The rest of the movie is pretty good too, although I sometimes get the characters and their motives a little mixed up. The baseball scenes are very well done. I say this, being no big fan of the sport myself. Charlie Sheen (a true aficionado) looks like he's heaving a heavy bat as he clunks out a hit, not a rubber prop. I admired too the way the series games swung back and forth as the players on the take tried to figure out if they were playing for the money or for themselves. It's tough to throw a game because part of one's self always wants to do what one does best -- in this case, play baseball well. The German ethologists call it "Funktionslust." In the end, despite some indecision, they do however lose.

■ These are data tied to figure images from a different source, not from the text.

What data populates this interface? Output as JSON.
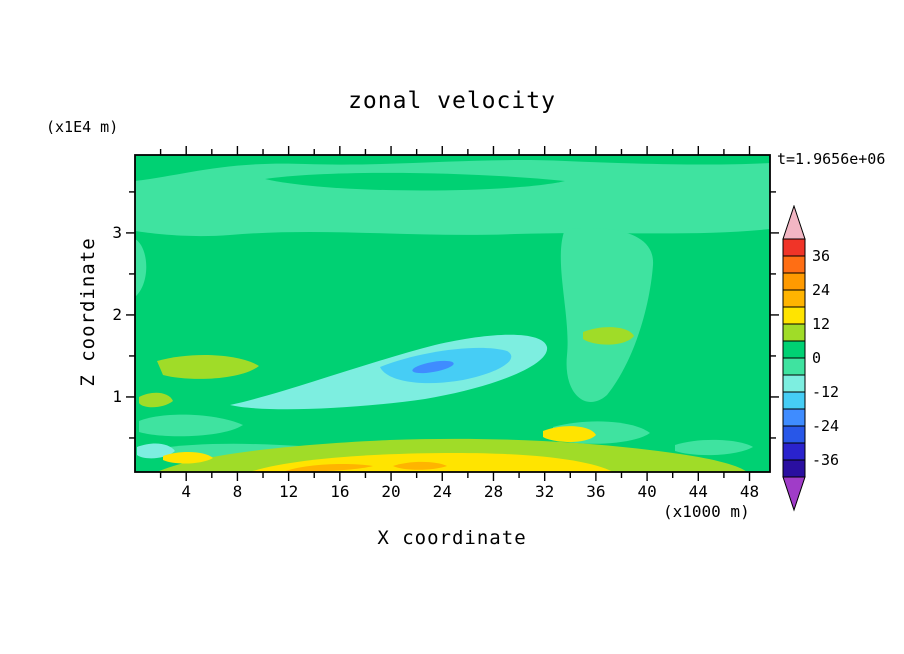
{
  "title": "zonal velocity",
  "annotations": {
    "y_axis_units": "(x1E4 m)",
    "x_axis_units": "(x1000 m)",
    "time_label": "t=1.9656e+06"
  },
  "axes": {
    "x": {
      "label": "X coordinate",
      "tick_values": [
        4,
        8,
        12,
        16,
        20,
        24,
        28,
        32,
        36,
        40,
        44,
        48
      ],
      "tick_labels": [
        "4",
        "8",
        "12",
        "16",
        "20",
        "24",
        "28",
        "32",
        "36",
        "40",
        "44",
        "48"
      ],
      "minor_step": 2,
      "domain": [
        0,
        49.6
      ]
    },
    "z": {
      "label": "Z coordinate",
      "tick_values": [
        1,
        2,
        3
      ],
      "tick_labels": [
        "1",
        "2",
        "3"
      ],
      "minor_step": 0.5,
      "domain": [
        0.085,
        3.95
      ]
    }
  },
  "colorbar": {
    "labels": [
      "36",
      "24",
      "12",
      "0",
      "-12",
      "-24",
      "-36"
    ],
    "levels": [
      -42,
      -36,
      -30,
      -24,
      -18,
      -12,
      -6,
      0,
      6,
      12,
      18,
      24,
      30,
      36,
      42
    ],
    "colors": [
      "#f03428",
      "#ff6e14",
      "#ff9a00",
      "#ffb400",
      "#ffe400",
      "#a0dc28",
      "#00d173",
      "#3fe3a0",
      "#7deee0",
      "#46cdf5",
      "#3f8cff",
      "#2857e8",
      "#2a23cd",
      "#2a0fa0"
    ],
    "above_color": "#f2b6c3",
    "below_color": "#a03cc8",
    "frame_color": "#000000"
  },
  "chart_data": {
    "type": "heatmap",
    "subtype": "filled-contour",
    "title": "zonal velocity",
    "xlabel": "X coordinate",
    "x_units": "(x1000 m)",
    "ylabel": "Z coordinate",
    "y_units": "(x1E4 m)",
    "time_annotation": "t=1.9656e+06",
    "x_range": [
      0,
      49.6
    ],
    "x_ticks": [
      4,
      8,
      12,
      16,
      20,
      24,
      28,
      32,
      36,
      40,
      44,
      48
    ],
    "z_range": [
      0,
      3.95
    ],
    "z_ticks": [
      1,
      2,
      3
    ],
    "contour_interval": 6,
    "colorbar_tick_levels": [
      36,
      24,
      12,
      0,
      -12,
      -24,
      -36
    ],
    "value_extent_shown": [
      -42,
      42
    ],
    "legend_position": "right",
    "grid": false,
    "features": [
      {
        "region": "most of the domain interior",
        "value_range": [
          0,
          6
        ],
        "color_name": "green"
      },
      {
        "region": "upper band z ~ 3.1 to 3.9 spanning all x, with embedded 0-6 lens near x 10-33",
        "value_range": [
          -6,
          0
        ],
        "color_name": "mint green"
      },
      {
        "region": "column on right side x ~ 33-41 descending from z ~ 3 to z ~ 1.1",
        "value_range": [
          -6,
          0
        ],
        "color_name": "mint green"
      },
      {
        "region": "mid-level tongue x ~ 8-33, z ~ 0.9-1.7 sloping upward to the right",
        "value_range": [
          -12,
          -6
        ],
        "color_name": "pale cyan"
      },
      {
        "region": "inner core x ~ 19-29, z ~ 1.2-1.6",
        "value_range": [
          -18,
          -12
        ],
        "color_name": "cyan"
      },
      {
        "region": "small closed core x ~ 22-25, z ~ 1.35",
        "value_range": [
          -24,
          -18
        ],
        "color_name": "blue"
      },
      {
        "region": "near-surface layer z < 0.5 from x ~ 2 to x ~ 42, plus patches near (x 3-10, z 1.2) and (x 35-38, z 1.5)",
        "value_range": [
          6,
          12
        ],
        "color_name": "yellow-green"
      },
      {
        "region": "shallow layer z < 0.25 from x ~ 9 to x ~ 37, plus patch near (x 32-36, z 0.45)",
        "value_range": [
          12,
          18
        ],
        "color_name": "yellow"
      },
      {
        "region": "thin surface maxima near x ~ 12-18 and x ~ 20-25 at z ~ 0.05",
        "value_range": [
          18,
          24
        ],
        "color_name": "orange"
      }
    ]
  }
}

The movie isn't kind to the gamblers or to the owners. Comisky was incredibly cheap and greedy. The script gives this as one of the reasons why the players agreed to throw the game. As Strathairn says when someone offers him a part payment, "I don't care about the money." He's throwing the games to foul up Comisky who has just denied him a promised bonus because Strathairn, playing the pitcher Cicotte, has only played 29 games instead of the 30 they'd agreed upon. Comisky has made him sit on the bench for the last few games so he wouldn't cross the bonus threshold. (Question: Given that Comisky cheated Cicotte of the contracted bonus, was Cicotte morally justified in throwing the games?)
The movie isn't nice to the gamblers either. Not only don't they pay off but they treat the players with contempt. Arnold Rothstein ("A.R.") treats EVERYBODY rudely. He never says hello when he enters a room, never says good-bye when leaving, and never smiles.
I kind of liked this. Sayles may not be a master but his films are always highly individualized. I cannot visualize him directing "Die Hard With A Sardonic Grin."